Gewisse Entscheidungen prägen das Bild der Post und polarisieren teilweise in Politik und Gesellschaft. Trotzdem ist die Reputation der Post ausgezeichnet. Kaum ein anderes Unternehmen steht in der Schweiz so stark für Zuverlässigkeit wie die Post. Das zeigen regelmässige repräsentative Erhebungen und auch das aktuelle Reputationsranking. Eine konstant zuverlässig erbrachte Leistung führt zu positiver Resonanz, und dies erachten wir auch gleich als Schlüssel zum Erfolg, was wiederum das Image der Post positiv beeinflusst.
Welchen Wert hat Kommunikation in einem Unternehmen, um das eigentlich niemand herumkommt?
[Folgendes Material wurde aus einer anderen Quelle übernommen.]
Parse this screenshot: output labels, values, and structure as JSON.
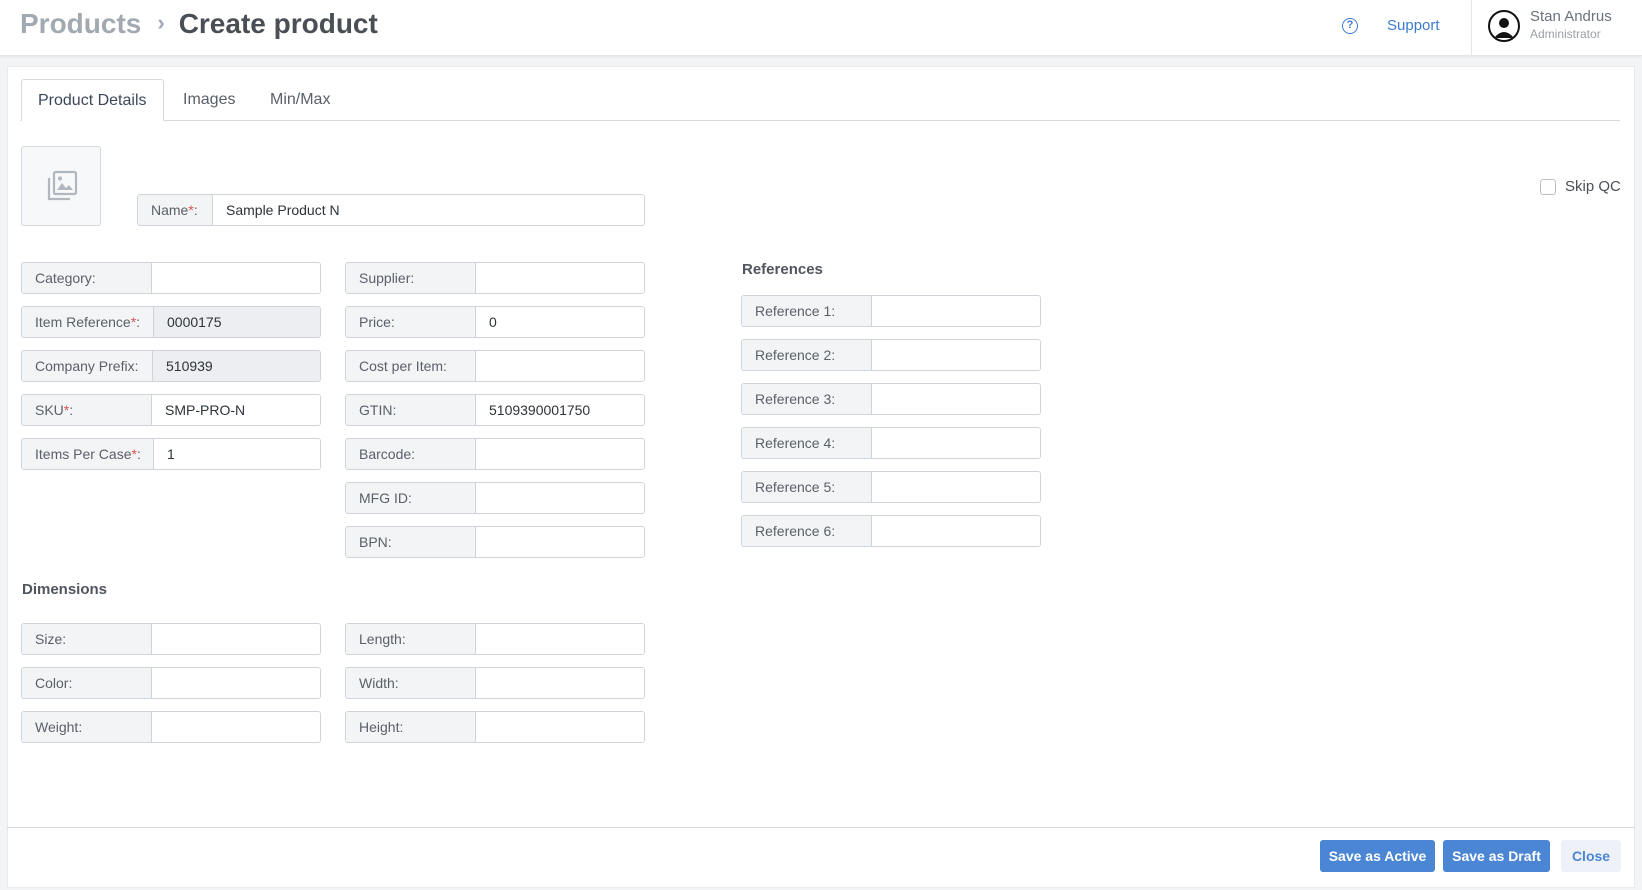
{
  "header": {
    "breadcrumb_parent": "Products",
    "breadcrumb_separator": "›",
    "page_title": "Create product",
    "support_label": "Support",
    "user_name": "Stan Andrus",
    "user_role": "Administrator"
  },
  "tabs": [
    "Product Details",
    "Images",
    "Min/Max"
  ],
  "name_field": {
    "label": "Name",
    "value": "Sample Product N"
  },
  "skip_qc": {
    "label": "Skip QC",
    "checked": false
  },
  "left_column": {
    "category": {
      "label": "Category:",
      "value": ""
    },
    "item_reference": {
      "label": "Item Reference",
      "value": "0000175"
    },
    "company_prefix": {
      "label": "Company Prefix:",
      "value": "510939"
    },
    "sku": {
      "label": "SKU",
      "value": "SMP-PRO-N"
    },
    "items_per_case": {
      "label": "Items Per Case",
      "value": "1"
    }
  },
  "middle_column": {
    "supplier": {
      "label": "Supplier:",
      "value": ""
    },
    "price": {
      "label": "Price:",
      "value": "0"
    },
    "cost_per_item": {
      "label": "Cost per Item:",
      "value": ""
    },
    "gtin": {
      "label": "GTIN:",
      "value": "5109390001750"
    },
    "barcode": {
      "label": "Barcode:",
      "value": ""
    },
    "mfg_id": {
      "label": "MFG ID:",
      "value": ""
    },
    "bpn": {
      "label": "BPN:",
      "value": ""
    }
  },
  "references": {
    "title": "References",
    "items": [
      {
        "label": "Reference 1:",
        "value": ""
      },
      {
        "label": "Reference 2:",
        "value": ""
      },
      {
        "label": "Reference 3:",
        "value": ""
      },
      {
        "label": "Reference 4:",
        "value": ""
      },
      {
        "label": "Reference 5:",
        "value": ""
      },
      {
        "label": "Reference 6:",
        "value": ""
      }
    ]
  },
  "dimensions": {
    "title": "Dimensions",
    "size": {
      "label": "Size:",
      "value": ""
    },
    "color": {
      "label": "Color:",
      "value": ""
    },
    "weight": {
      "label": "Weight:",
      "value": ""
    },
    "length": {
      "label": "Length:",
      "value": ""
    },
    "width": {
      "label": "Width:",
      "value": ""
    },
    "height": {
      "label": "Height:",
      "value": ""
    }
  },
  "required_marker": "*",
  "required_suffix": ":",
  "buttons": {
    "save_active": "Save as Active",
    "save_draft": "Save as Draft",
    "close": "Close"
  },
  "colors": {
    "accent": "#4a86d4",
    "required": "#d9534f",
    "label_bg": "#f3f4f6"
  }
}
Wir stehen zunehmend im direkten Wettbewerb mit Unternehmen aus der Privatwirtschaft und haben längst nicht für ihren gesamten Leistungsumfang eine Monopolstellung. Auch wir müssen tagtäglich beweisen, weshalb sich Kunden für uns und nicht für Lösungen eines anderen Unternehmens entscheiden sollen. Die Post befindet sich seit ihrer Gründung vor 177 Jahren in einer Transformation und erfindet sich neu. Es ist unsere Verantwortung, das Unternehmen kommunikativ so zu positionieren, dass es gegenwartsbezogen relevant ist und es auch zukünftig bleibt.
Ihre persönliche Lieblingskampagne aus der Schweizer Werbung in den letzten 50 Jahren?
Da gibt es ganz viele persönliche Highlights. Ganz spontan taucht bei mir das Migros-Huhn von Jung von Matt immer wieder ganz oben auf meiner persönlichen Bestenliste auf.
Die Schweizerische Post ist laut der jährlichen Studie des Weltpostvereins regelmässig «die beste Post der Welt».
Sollte man das nicht mehr betonen?
Für uns ist das eine wertschätzende Anerkennung für unsere Arbeit. Aus der Kundenperspektive betrachtet, ist es hingegen irrelevant, daher ein klares Nein. Davon kann man sich nichts kaufen. Wir müssen vielmehr die Leistungen ins Zentrum stellen, die dazu führen, und dabei auch stets hinterfragen, wie relevant diese aktuell für unsere Kunden sind. Kunden entscheiden sich individuell aufgrund ihrer Zufriedenheit mit der durch uns erbrachten Leistung, nicht weil wir aufgrund eines Rankings die Besten sind. Nichtsdestotrotz streben wir an, auch zum zehnten Mal in Folge zuoberst auf dem Podest zu stehen.